High blood pressure, or hypertension, is the single most important and treatable risk for stroke, cardiovascular disease, disability and death nationally and worldwide. However, patients who focus on their blood pressure readings from their annual physical exams might not know their true blood pressure.
“We know that about a quarter of patients have an artificially higher blood pressure in the doctor’s office – white coat hypertension,” said Christopher Wilcox, MD, PhD (new window), chief of nephrology and hypertension, director of the Hypertension, Kidney and Vascular Research Center and George E. Schreiner Chair of Nephrology at Georgetown University Medical Center. “But even more dangerous, about 20 percent have an artificially low blood pressure, or masked hypertension, in the doctor’s office, so they may have true hypertension.” He encouraged attendees to purchase a blood pressure machine to take their own blood pressure and discuss their findings with a doctor.
Separating Fact from Fiction
Many people self-medicate with over-the-counter drugs, supplements or vitamins to reduce their odds of developing conditions related to aging, even when the effectiveness of such products has not been proven. For example, Taylor cautioned against taking aspirin every day unless it has been recommended by a doctor. “Aspirin is being de-emphasized, particularly for healthy persons without known heart disease, because of the risks of aspirin causing bleeding without much benefit,” he said.
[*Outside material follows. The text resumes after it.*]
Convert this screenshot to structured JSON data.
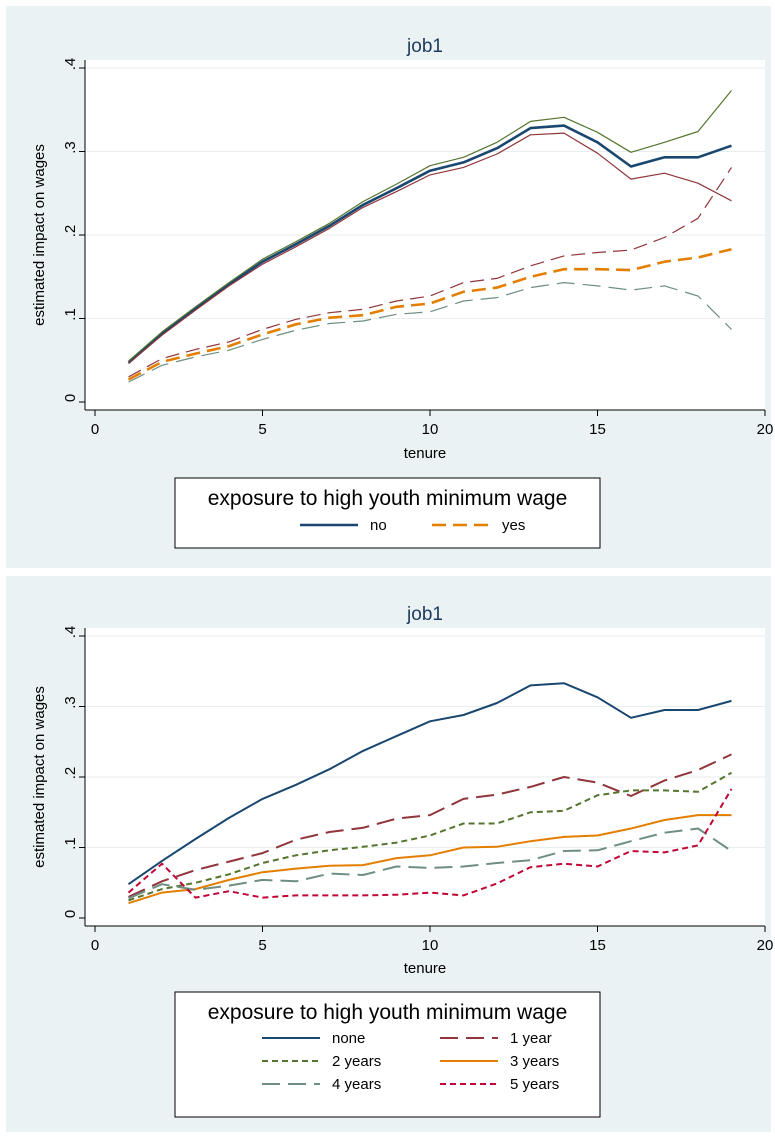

On the other hand, people are frequently skeptical about the benefits of taking cholesterol-lowering statins, which have a strong track record for efficacy with few side effects. “We tend to sometimes latch on to medicines that don’t work as well in place of those that do work well,” Taylor said. “Statins, the standard cholesterol reduction pills, are in fact very, very safe, despite what you may read in online sources. And they’re highly effective so they’re our go-to medicines.”
Wilcox described the presently available antioxidants as ineffective. “Antioxidant vitamins are a sham,” he said. “They don’t work. We’re waiting still for good antioxidants and that’s part of our drug development program. I believe we’ve got a spectacular antioxidant underway.”
The panelists agreed on one thing people can do to improve their likelihood of aging well. “When it’s been evaluated against other forms of prevention, exercise beats them all. It’s better than any drug or any diet,” Wilcox said. “Almost everyone can exercise regularly and it dramatically reduces risk of all cardiovascular disease and lowers blood pressure and is an essential component of weight loss, if you’re going to try that too.”
“If you exercise, your risk of heart disease is half that of someone who does not,” Taylor said. “Exercise and diet is better than any drug.”